Kubernetes and Docker are increasingly familiar to DevOps and SRE teams, but still relatively unfamiliar to network teams even though the network interactions are complex. In order to maintain reliable applications in these new architectures, network teams must become more involved to proactively identify issues.
Those working in network operations or development are well used to the “blame game”: The network is most often at fault… until the network team provides proof that it’s not. I can recall 10 years ago having found a strange CIFS configuration problem via packet capture when we were about to abort a massive data center cutover. Upon fixing the issue, we were able to cut over with just enough time, and it was a big win for the team. Ultimately, packets do not lie, and analyzing packets is always the final diagnostic and analysis effort when issues occur.
Unfortunately, packet capture is becoming less feasible with the abstraction of networks via overlays and encryption.
In today’s infrastructures, these additional layers are deployed on top of the existing network. In a typical Kubernetes deployment, one of several network overlay technologies are used—the most common two being Flannel and Calico—but there are dozens more as per this excellent blog by Steven Acreman and his associated Google Sheet.
The challenge is that each of these network overlay technologies requires a new or modified set of tools capable of understanding the protocols, security, and routing of packets in these new layers.
But the benefits of network overlay technologies need not come at the cost of decreased network visibility. Based on our customers’ need to address these issues, Kentik has created a way to see inside the network overlay technologies used within public clouds, such as Elastic Kubernetes Service (EKS), Google Kubernetes Service (GKS), and Azure Kubernetes Service (AKS).
Kentik also supports on-premises Kubernetes deployments running plugins such as Flannel and Calico. These capabilities allow Kentik to collect data from within the network overlays and services to discover how the Kubernetes pods and nodes communicate. Although this helps a lot, capturing packets is a challenge due to overlay-limited legacy tools.

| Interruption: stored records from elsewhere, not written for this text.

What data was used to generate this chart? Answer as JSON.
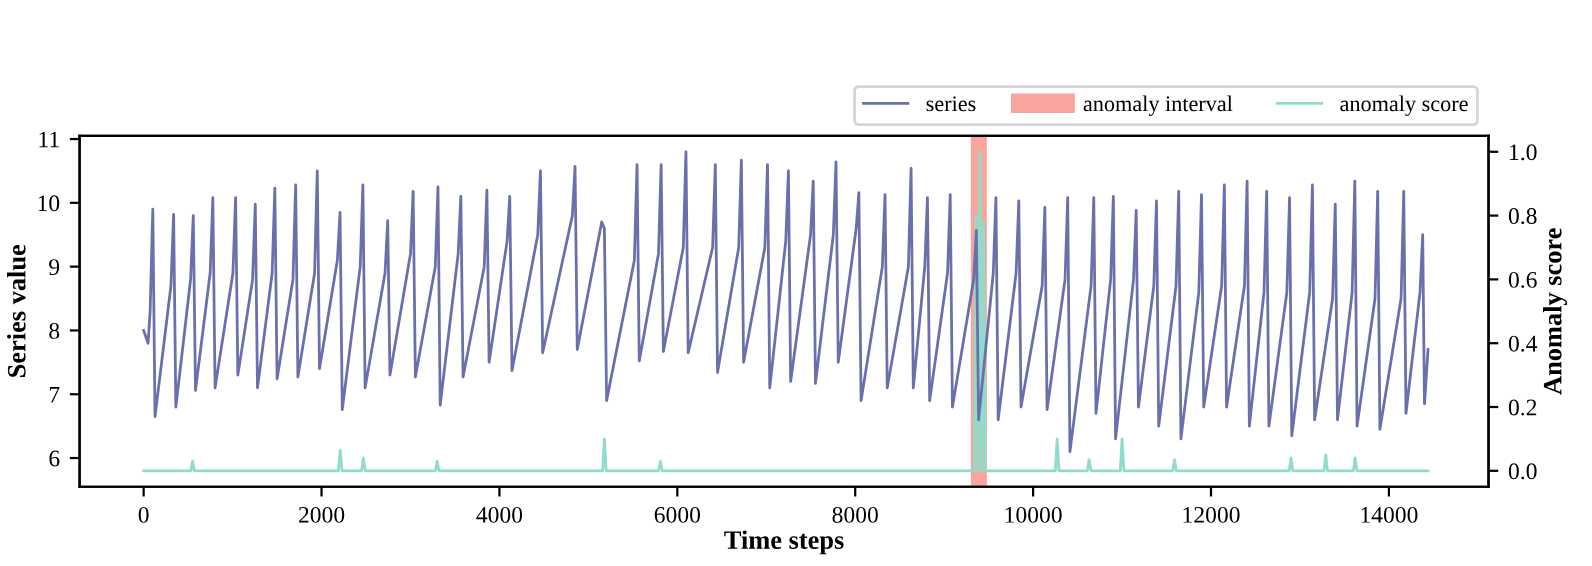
{
  "chart_data": {
    "type": "line",
    "xlabel": "Time steps",
    "ylabel": "Series value",
    "y2label": "Anomaly score",
    "xlim": [
      -720,
      15120
    ],
    "xticks": [
      0,
      2000,
      4000,
      6000,
      8000,
      10000,
      12000,
      14000
    ],
    "ylim": [
      5.55,
      11.05
    ],
    "yticks": [
      6,
      7,
      8,
      9,
      10,
      11
    ],
    "y2lim": [
      -0.05,
      1.05
    ],
    "y2ticks": [
      {
        "value": 0,
        "label": "0.0"
      },
      {
        "value": 0.2,
        "label": "0.2"
      },
      {
        "value": 0.4,
        "label": "0.4"
      },
      {
        "value": 0.6,
        "label": "0.6"
      },
      {
        "value": 0.8,
        "label": "0.8"
      },
      {
        "value": 1,
        "label": "1.0"
      }
    ],
    "legend": "top right",
    "grid": false,
    "bands": [
      {
        "axis": "x",
        "from": 9300,
        "to": 9480,
        "label": "anomaly interval",
        "color": "#f8a69d"
      }
    ],
    "series": [
      {
        "name": "series",
        "color": "#6b6fad",
        "x": [
          0,
          50,
          73,
          103,
          128,
          307,
          337,
          362,
          528,
          558,
          583,
          748,
          778,
          803,
          1004,
          1034,
          1059,
          1225,
          1255,
          1280,
          1445,
          1475,
          1500,
          1679,
          1709,
          1734,
          1922,
          1952,
          1977,
          2178,
          2208,
          2233,
          2435,
          2465,
          2490,
          2714,
          2744,
          2769,
          3000,
          3030,
          3055,
          3279,
          3309,
          3334,
          3536,
          3566,
          3591,
          3829,
          3859,
          3884,
          4086,
          4116,
          4141,
          4431,
          4461,
          4486,
          4820,
          4850,
          4875,
          5150,
          5180,
          5205,
          5517,
          5547,
          5572,
          5788,
          5818,
          5843,
          6067,
          6097,
          6122,
          6397,
          6427,
          6452,
          6690,
          6720,
          6745,
          6984,
          7014,
          7039,
          7219,
          7249,
          7274,
          7498,
          7528,
          7553,
          7754,
          7784,
          7809,
          8011,
          8041,
          8066,
          8305,
          8335,
          8360,
          8598,
          8628,
          8653,
          8782,
          8812,
          8837,
          9038,
          9068,
          9093,
          9332,
          9362,
          9387,
          9552,
          9582,
          9607,
          9809,
          9839,
          9864,
          10102,
          10132,
          10157,
          10359,
          10389,
          10414,
          10652,
          10682,
          10707,
          10872,
          10902,
          10927,
          11129,
          11159,
          11184,
          11357,
          11387,
          11412,
          11607,
          11637,
          11662,
          11863,
          11893,
          11918,
          12120,
          12150,
          12175,
          12376,
          12406,
          12431,
          12596,
          12626,
          12651,
          12853,
          12883,
          12908,
          13110,
          13140,
          13165,
          13367,
          13397,
          13422,
          13587,
          13617,
          13642,
          13844,
          13874,
          13899,
          14137,
          14167,
          14192,
          14350,
          14380,
          14400,
          14440
        ],
        "values": [
          8.0,
          7.8,
          8.3,
          9.9,
          6.65,
          8.7,
          9.82,
          6.8,
          8.8,
          9.8,
          7.06,
          8.9,
          10.08,
          7.1,
          8.9,
          10.08,
          7.3,
          8.8,
          9.98,
          7.1,
          8.9,
          10.23,
          7.24,
          8.8,
          10.28,
          7.27,
          8.9,
          10.5,
          7.4,
          9.1,
          9.85,
          6.76,
          9.0,
          10.28,
          7.1,
          8.9,
          9.72,
          7.3,
          9.2,
          10.18,
          7.27,
          9.0,
          10.25,
          6.83,
          9.2,
          10.1,
          7.27,
          9.0,
          10.2,
          7.5,
          9.4,
          10.1,
          7.37,
          9.5,
          10.5,
          7.65,
          9.8,
          10.57,
          7.7,
          9.7,
          9.6,
          6.9,
          9.1,
          10.6,
          7.52,
          9.2,
          10.6,
          7.67,
          9.3,
          10.8,
          7.65,
          9.3,
          10.6,
          7.34,
          9.3,
          10.67,
          7.5,
          9.3,
          10.6,
          7.1,
          9.4,
          10.5,
          7.2,
          9.5,
          10.34,
          7.17,
          9.5,
          10.64,
          7.5,
          9.6,
          10.16,
          6.9,
          9.0,
          10.13,
          7.1,
          9.0,
          10.54,
          7.1,
          9.0,
          10.08,
          6.9,
          8.9,
          10.13,
          6.8,
          8.8,
          9.57,
          6.6,
          8.9,
          10.08,
          6.6,
          8.9,
          10.03,
          6.8,
          8.7,
          9.93,
          6.76,
          8.8,
          10.08,
          6.1,
          8.7,
          10.08,
          6.7,
          8.8,
          10.1,
          6.3,
          8.8,
          9.88,
          6.8,
          8.7,
          10.03,
          6.5,
          8.7,
          10.18,
          6.3,
          8.6,
          10.13,
          6.8,
          8.7,
          10.28,
          6.8,
          8.7,
          10.34,
          6.5,
          8.6,
          10.18,
          6.5,
          8.6,
          10.08,
          6.35,
          8.6,
          10.28,
          6.6,
          8.5,
          9.98,
          6.6,
          8.6,
          10.34,
          6.5,
          8.5,
          10.18,
          6.45,
          8.5,
          10.18,
          6.7,
          8.6,
          9.5,
          6.85,
          7.7
        ]
      },
      {
        "name": "anomaly score",
        "color": "#8fdcca",
        "axis": "y2",
        "x": [
          0,
          530,
          550,
          570,
          2190,
          2210,
          2230,
          2450,
          2470,
          2490,
          3280,
          3300,
          3320,
          5160,
          5180,
          5200,
          5790,
          5810,
          5830,
          9340,
          9360,
          9380,
          9400,
          9420,
          9440,
          9460,
          10250,
          10270,
          10290,
          10610,
          10630,
          10650,
          10980,
          11000,
          11020,
          11570,
          11590,
          11610,
          12880,
          12900,
          12920,
          13270,
          13290,
          13310,
          13600,
          13620,
          13640,
          14440
        ],
        "values": [
          0,
          0,
          0.03,
          0,
          0,
          0.065,
          0,
          0,
          0.04,
          0,
          0,
          0.03,
          0,
          0,
          0.1,
          0,
          0,
          0.03,
          0,
          0,
          0.8,
          0,
          1.0,
          0,
          0.78,
          0,
          0,
          0.1,
          0,
          0,
          0.035,
          0,
          0,
          0.1,
          0,
          0,
          0.035,
          0,
          0,
          0.04,
          0,
          0,
          0.05,
          0,
          0,
          0.04,
          0,
          0
        ]
      }
    ]
  }
}
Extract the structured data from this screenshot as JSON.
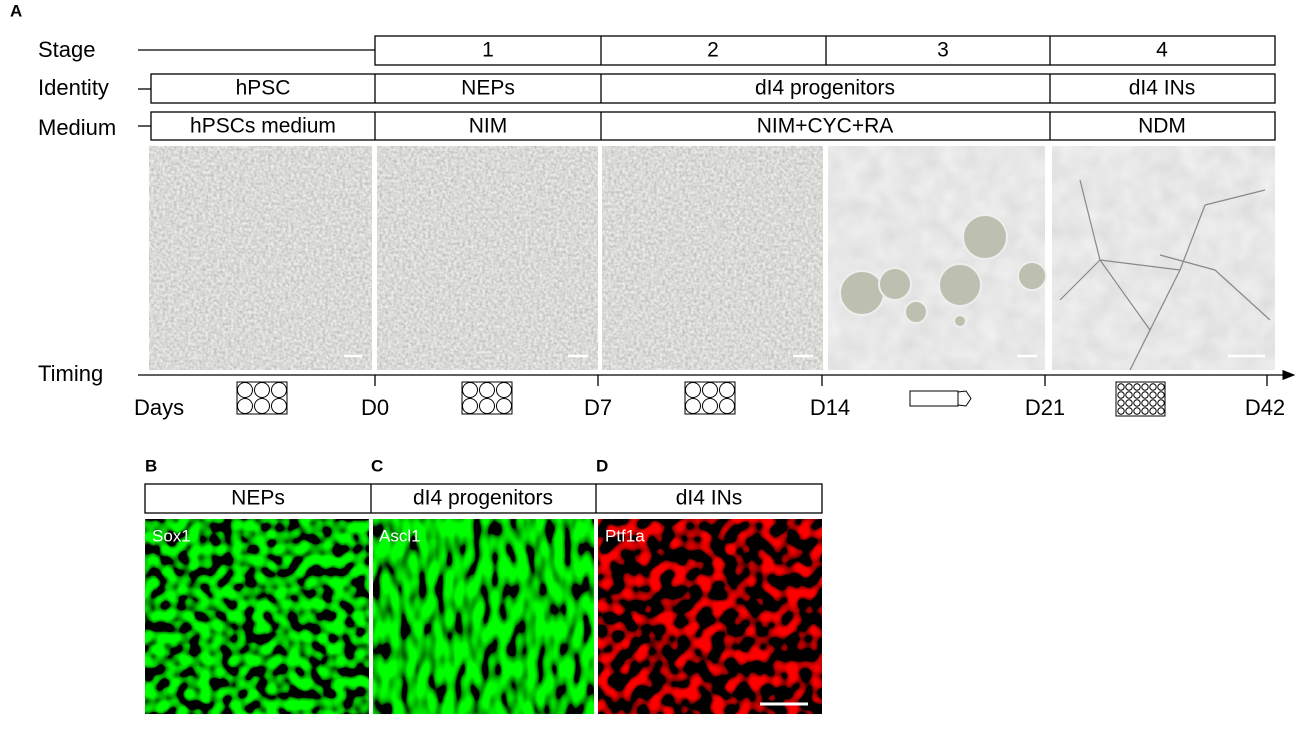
{
  "panels": {
    "a": "A",
    "b": "B",
    "c": "C",
    "d": "D"
  },
  "rows": {
    "stage": "Stage",
    "identity": "Identity",
    "medium": "Medium",
    "timing": "Timing",
    "days": "Days"
  },
  "stages": [
    "1",
    "2",
    "3",
    "4"
  ],
  "identities": [
    "hPSC",
    "NEPs",
    "dI4 progenitors",
    "dI4 INs"
  ],
  "media": [
    "hPSCs medium",
    "NIM",
    "NIM+CYC+RA",
    "NDM"
  ],
  "day_marks": [
    "D0",
    "D7",
    "D14",
    "D21",
    "D42"
  ],
  "stain_panels": [
    {
      "title": "NEPs",
      "marker": "Sox1"
    },
    {
      "title": "dI4 progenitors",
      "marker": "Ascl1"
    },
    {
      "title": "dI4 INs",
      "marker": "Ptf1a"
    }
  ]
}
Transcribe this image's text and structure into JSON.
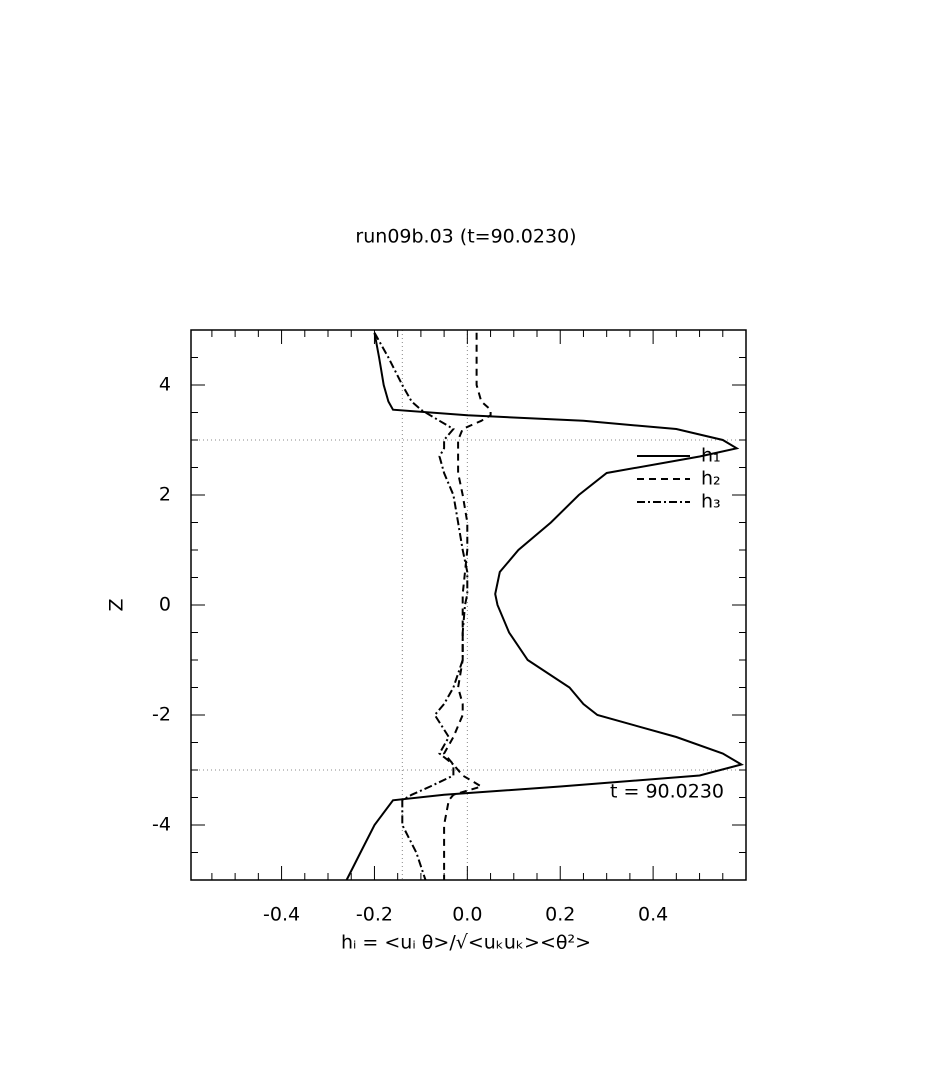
{
  "chart_data": {
    "type": "line",
    "title": "run09b.03 (t=90.0230)",
    "x_label": "hᵢ = <uᵢ θ>/√<uₖuₖ><θ²>",
    "y_label": "Z",
    "annotation": "t = 90.0230",
    "z": [
      4.95,
      4.5,
      4.0,
      3.7,
      3.55,
      3.45,
      3.35,
      3.2,
      3.0,
      2.85,
      2.7,
      2.4,
      2.0,
      1.5,
      1.0,
      0.6,
      0.2,
      0,
      -0.5,
      -1.0,
      -1.5,
      -1.8,
      -2.0,
      -2.4,
      -2.7,
      -2.9,
      -3.1,
      -3.3,
      -3.45,
      -3.55,
      -4.0,
      -4.5,
      -5.0
    ],
    "series": [
      {
        "name": "h₁",
        "color": "#000000",
        "dash": "none",
        "values": [
          -0.2,
          -0.19,
          -0.18,
          -0.17,
          -0.16,
          0.0,
          0.25,
          0.45,
          0.55,
          0.58,
          0.5,
          0.3,
          0.24,
          0.18,
          0.11,
          0.07,
          0.06,
          0.065,
          0.09,
          0.13,
          0.22,
          0.25,
          0.28,
          0.45,
          0.55,
          0.59,
          0.5,
          0.2,
          -0.05,
          -0.16,
          -0.2,
          -0.23,
          -0.26
        ]
      },
      {
        "name": "h₂",
        "color": "#000000",
        "dash": "7,5",
        "values": [
          0.02,
          0.02,
          0.02,
          0.03,
          0.05,
          0.05,
          0.03,
          -0.01,
          -0.02,
          -0.02,
          -0.02,
          -0.02,
          -0.01,
          0,
          0.0,
          -0.005,
          -0.01,
          -0.01,
          -0.01,
          -0.01,
          -0.02,
          -0.01,
          -0.01,
          -0.03,
          -0.05,
          -0.03,
          -0.01,
          0.03,
          -0.03,
          -0.04,
          -0.05,
          -0.05,
          -0.05
        ]
      },
      {
        "name": "h₃",
        "color": "#000000",
        "dash": "8,3,2,3",
        "values": [
          -0.2,
          -0.17,
          -0.14,
          -0.12,
          -0.1,
          -0.08,
          -0.06,
          -0.03,
          -0.05,
          -0.05,
          -0.06,
          -0.05,
          -0.03,
          -0.02,
          -0.01,
          0,
          0,
          -0.005,
          -0.01,
          -0.01,
          -0.03,
          -0.05,
          -0.07,
          -0.04,
          -0.06,
          -0.03,
          -0.03,
          -0.08,
          -0.12,
          -0.14,
          -0.14,
          -0.11,
          -0.09
        ]
      }
    ],
    "xlim": [
      -0.595,
      0.6
    ],
    "ylim": [
      -5,
      5
    ],
    "xticks": [
      -0.4,
      -0.2,
      {
        "value": 0,
        "label": "0.0"
      },
      0.2,
      0.4
    ],
    "yticks": [
      -4,
      -2,
      0,
      2,
      4
    ],
    "xticks_minor": [
      -0.55,
      -0.5,
      -0.45,
      -0.35,
      -0.3,
      -0.25,
      -0.15,
      -0.1,
      -0.05,
      0.05,
      0.1,
      0.15,
      0.25,
      0.3,
      0.35,
      0.45,
      0.5,
      0.55
    ],
    "yticks_minor": [
      -4.5,
      -3.5,
      -3,
      -2.5,
      -1.5,
      -1,
      -0.5,
      0.5,
      1,
      1.5,
      2.5,
      3,
      3.5,
      4.5
    ],
    "x_reference_lines": [
      -0.14,
      0
    ],
    "y_reference_lines": [
      3,
      -3
    ]
  }
}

When debugging a service communication issue in a typical network environment, it’s difficult to determine whether the problem is in the physical network, firewalls, a logical configuration such as routing, or other access controls. It could even be at the host level with configuration of DNS, or external to the network at the load balancing layers.
These same services and requirements remain in place in today’s infrastructure—even on public cloud—but now there is significantly more complexity as you are running another network on top. (See this overview to learn more about Kubernetes networking.) In many of these overlay deployments, there are complexities around addressing, routing, and advertising. These are all in addition to the existing complexity of the physical network.
Without a tool to help diagnose the traffic and paths, it is challenging to isolate problems. Some users even run BGP via Calico, which creates challenges around managing these at the pod level via granular traffic and path control. Within these overlays, there are also security policies which may filter access by pod, service, IP, URL, or other methods.
Kentik deploys inside a Kubernetes cluster as a small container called kubetags, via Docker Hub. This very lightweight agent adds Kubernetes metadata to the flow data captured with either Kentik’s kProbe agent (on the host or container) or via the native flow log support Kentik offers on Amazon, Microsoft, and Google clouds.
We are looking to extend these types of visiblity features to address additional overlays in the future.